The Player’s Experience

For the player, their Incarnation’s Perception score and internal state directly shape the gameplay experience, turning awareness into a core mechanic and a rewarding progression path.

  • An Interactive World: A high-Perception character’s playthrough is fundamentally different. More objects in the world become highlighted and interactive. More details are available for examination. The environment itself becomes a deeper puzzle to be solved.
  • Information as a Resource: Perception is the primary way the player gathers the raw information needed to succeed in other systems. Noticing an NPC’s worn-out boots (Perception) allows you to infer their poverty (Insight/Skill), which informs your strategy when you Trade with them.
  • The Subjective UI in Action: The player feels their character’s perception.

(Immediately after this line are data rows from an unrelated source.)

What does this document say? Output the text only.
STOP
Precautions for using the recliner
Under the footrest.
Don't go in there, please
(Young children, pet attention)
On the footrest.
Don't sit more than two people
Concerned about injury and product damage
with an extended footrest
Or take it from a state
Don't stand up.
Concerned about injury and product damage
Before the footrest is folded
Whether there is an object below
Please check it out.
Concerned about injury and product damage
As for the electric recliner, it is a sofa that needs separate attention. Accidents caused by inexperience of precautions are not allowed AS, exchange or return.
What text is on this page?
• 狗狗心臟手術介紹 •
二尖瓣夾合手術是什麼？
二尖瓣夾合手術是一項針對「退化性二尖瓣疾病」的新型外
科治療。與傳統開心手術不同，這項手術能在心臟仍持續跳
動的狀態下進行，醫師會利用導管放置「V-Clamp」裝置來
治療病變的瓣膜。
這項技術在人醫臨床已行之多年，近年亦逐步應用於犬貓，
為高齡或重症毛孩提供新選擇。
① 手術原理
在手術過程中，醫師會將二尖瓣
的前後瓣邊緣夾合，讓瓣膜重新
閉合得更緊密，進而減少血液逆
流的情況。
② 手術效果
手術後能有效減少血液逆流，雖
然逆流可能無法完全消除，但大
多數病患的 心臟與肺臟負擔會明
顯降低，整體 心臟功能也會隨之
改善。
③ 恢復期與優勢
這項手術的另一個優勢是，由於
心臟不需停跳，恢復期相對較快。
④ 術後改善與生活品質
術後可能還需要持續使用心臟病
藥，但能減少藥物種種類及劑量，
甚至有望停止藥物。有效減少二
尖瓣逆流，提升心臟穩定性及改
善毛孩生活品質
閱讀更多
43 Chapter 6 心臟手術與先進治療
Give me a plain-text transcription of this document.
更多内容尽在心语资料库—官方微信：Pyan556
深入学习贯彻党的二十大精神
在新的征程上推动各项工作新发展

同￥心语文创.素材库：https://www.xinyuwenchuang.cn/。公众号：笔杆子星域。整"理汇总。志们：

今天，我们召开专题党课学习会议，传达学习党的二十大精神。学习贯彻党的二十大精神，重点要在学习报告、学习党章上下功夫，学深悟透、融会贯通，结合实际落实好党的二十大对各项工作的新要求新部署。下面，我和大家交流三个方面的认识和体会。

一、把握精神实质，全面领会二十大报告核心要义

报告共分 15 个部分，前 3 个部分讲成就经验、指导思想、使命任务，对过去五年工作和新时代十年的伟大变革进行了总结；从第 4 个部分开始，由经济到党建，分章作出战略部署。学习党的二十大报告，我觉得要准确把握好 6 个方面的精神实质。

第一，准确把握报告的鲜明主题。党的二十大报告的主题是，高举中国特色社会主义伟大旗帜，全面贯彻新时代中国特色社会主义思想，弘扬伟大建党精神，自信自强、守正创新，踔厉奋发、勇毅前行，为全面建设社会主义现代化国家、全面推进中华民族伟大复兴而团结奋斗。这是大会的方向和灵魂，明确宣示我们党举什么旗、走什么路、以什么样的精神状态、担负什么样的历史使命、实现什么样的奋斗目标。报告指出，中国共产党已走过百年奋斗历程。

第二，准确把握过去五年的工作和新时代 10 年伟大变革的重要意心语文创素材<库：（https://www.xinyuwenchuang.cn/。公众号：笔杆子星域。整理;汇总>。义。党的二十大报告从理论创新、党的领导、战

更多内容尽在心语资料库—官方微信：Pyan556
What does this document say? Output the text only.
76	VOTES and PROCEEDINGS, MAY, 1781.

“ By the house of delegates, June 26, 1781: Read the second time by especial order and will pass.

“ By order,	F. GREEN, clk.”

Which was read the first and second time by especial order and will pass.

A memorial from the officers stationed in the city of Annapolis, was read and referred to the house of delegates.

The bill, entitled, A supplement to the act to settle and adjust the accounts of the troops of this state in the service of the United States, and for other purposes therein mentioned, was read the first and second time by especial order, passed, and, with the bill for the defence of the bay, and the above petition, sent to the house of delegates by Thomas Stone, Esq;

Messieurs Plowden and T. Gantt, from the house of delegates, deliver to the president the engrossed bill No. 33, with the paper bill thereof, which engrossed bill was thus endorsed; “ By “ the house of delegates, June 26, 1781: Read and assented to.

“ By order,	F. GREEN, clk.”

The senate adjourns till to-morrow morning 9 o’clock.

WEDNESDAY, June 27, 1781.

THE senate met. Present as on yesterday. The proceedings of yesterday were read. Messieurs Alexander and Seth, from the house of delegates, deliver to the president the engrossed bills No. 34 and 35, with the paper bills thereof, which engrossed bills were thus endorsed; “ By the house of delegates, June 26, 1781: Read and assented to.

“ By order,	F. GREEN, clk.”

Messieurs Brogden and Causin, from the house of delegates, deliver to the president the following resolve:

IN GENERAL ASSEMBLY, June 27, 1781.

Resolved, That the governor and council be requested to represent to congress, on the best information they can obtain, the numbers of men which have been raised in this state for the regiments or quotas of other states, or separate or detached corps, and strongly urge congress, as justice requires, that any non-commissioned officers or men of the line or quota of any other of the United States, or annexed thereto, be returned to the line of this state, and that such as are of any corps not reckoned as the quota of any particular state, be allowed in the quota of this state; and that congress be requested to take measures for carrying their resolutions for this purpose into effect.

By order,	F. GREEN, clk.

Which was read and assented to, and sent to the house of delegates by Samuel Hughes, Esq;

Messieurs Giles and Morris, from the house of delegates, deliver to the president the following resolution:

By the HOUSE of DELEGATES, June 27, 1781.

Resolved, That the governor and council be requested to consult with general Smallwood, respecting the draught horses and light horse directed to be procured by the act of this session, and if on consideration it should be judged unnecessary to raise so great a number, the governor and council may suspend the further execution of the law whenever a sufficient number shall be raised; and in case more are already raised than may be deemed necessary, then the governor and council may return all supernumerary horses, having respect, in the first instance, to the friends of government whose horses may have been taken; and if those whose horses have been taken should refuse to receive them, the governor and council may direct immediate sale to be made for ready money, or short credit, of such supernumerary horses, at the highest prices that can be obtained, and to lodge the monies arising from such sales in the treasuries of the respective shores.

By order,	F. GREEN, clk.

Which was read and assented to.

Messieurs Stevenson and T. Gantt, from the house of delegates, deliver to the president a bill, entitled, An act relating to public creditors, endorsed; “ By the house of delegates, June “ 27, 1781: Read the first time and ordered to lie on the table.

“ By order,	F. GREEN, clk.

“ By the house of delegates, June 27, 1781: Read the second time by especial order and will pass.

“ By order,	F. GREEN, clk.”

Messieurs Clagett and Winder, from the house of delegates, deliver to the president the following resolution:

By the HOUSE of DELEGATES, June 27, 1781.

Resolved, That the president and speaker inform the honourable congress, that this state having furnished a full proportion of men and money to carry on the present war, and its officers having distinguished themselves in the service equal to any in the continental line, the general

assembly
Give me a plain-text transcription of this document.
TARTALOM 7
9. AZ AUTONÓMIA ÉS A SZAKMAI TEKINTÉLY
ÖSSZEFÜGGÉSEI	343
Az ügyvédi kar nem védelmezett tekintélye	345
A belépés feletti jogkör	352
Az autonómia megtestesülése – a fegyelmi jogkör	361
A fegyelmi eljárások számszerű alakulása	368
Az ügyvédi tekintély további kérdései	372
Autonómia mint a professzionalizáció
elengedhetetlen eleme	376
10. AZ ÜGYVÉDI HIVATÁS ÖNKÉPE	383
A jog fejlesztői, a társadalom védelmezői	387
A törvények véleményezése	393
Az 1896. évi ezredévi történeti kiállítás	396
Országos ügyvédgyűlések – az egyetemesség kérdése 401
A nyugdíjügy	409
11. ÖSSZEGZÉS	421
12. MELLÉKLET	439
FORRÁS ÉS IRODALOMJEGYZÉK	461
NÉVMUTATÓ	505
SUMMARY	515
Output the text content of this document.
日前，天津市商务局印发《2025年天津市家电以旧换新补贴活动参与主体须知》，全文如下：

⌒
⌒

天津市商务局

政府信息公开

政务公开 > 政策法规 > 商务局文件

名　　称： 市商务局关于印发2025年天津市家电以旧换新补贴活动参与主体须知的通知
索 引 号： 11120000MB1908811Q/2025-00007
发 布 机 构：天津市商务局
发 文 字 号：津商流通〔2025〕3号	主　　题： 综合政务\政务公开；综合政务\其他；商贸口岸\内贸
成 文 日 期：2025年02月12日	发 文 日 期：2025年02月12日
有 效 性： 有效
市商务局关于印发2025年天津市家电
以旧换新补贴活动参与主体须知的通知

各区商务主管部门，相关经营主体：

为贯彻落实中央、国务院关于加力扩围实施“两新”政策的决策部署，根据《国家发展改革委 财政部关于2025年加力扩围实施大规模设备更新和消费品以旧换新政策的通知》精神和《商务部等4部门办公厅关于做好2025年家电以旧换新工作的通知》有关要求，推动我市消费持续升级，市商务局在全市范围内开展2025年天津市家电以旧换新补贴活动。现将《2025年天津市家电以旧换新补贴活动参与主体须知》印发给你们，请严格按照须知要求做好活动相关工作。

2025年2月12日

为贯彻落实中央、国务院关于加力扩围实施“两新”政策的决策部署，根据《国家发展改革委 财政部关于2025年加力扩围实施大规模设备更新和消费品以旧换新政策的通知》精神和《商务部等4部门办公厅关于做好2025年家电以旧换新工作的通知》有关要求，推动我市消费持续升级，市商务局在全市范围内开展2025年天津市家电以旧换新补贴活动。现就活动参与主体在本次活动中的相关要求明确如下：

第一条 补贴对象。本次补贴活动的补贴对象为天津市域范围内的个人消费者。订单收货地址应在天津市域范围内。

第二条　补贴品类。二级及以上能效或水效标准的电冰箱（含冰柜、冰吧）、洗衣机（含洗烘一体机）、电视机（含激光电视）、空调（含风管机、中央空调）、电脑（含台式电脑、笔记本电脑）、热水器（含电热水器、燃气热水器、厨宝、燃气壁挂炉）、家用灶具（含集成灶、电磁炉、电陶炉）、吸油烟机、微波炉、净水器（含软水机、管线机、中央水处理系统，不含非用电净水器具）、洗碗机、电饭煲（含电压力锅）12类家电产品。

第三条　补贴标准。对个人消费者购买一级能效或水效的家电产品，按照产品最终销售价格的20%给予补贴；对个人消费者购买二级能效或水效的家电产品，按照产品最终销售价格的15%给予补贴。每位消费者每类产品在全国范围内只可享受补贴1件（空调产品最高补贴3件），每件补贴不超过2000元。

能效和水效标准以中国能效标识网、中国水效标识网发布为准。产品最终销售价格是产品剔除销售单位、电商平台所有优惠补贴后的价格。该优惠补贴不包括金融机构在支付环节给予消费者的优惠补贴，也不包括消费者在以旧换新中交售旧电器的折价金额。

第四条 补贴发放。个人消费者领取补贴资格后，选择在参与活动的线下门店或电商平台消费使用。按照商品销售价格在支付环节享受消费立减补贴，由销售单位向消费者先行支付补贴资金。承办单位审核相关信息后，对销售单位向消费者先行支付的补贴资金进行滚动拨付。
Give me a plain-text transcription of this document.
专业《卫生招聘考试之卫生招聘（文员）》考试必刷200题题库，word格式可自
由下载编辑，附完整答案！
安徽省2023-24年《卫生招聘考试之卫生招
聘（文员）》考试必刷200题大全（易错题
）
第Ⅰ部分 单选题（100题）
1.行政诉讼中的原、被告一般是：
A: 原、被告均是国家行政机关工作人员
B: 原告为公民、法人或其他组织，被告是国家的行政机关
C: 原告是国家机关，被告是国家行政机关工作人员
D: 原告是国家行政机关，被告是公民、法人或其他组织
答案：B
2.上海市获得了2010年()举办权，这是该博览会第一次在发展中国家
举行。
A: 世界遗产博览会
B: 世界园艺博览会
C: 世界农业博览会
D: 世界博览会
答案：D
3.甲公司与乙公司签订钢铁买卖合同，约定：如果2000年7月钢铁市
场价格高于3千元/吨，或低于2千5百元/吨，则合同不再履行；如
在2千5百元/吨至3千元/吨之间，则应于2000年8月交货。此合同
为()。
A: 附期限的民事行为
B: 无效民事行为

    • When a critical Need is active, relevant objects in the world might literally glow with a subtle, alluring aura.
    • When a strong Belief is triggered, descriptive text in the UI will change. “A Rifle” becomes “A Tool of the Oppressor.”
    • When your Perception Attribute allows you to notice a hidden detail, it might manifest as an intuitive audio cue, a shimmer in the world, or a line of internal monologue text appearing on screen: “…that carving on the hilt… I’ve seen it before.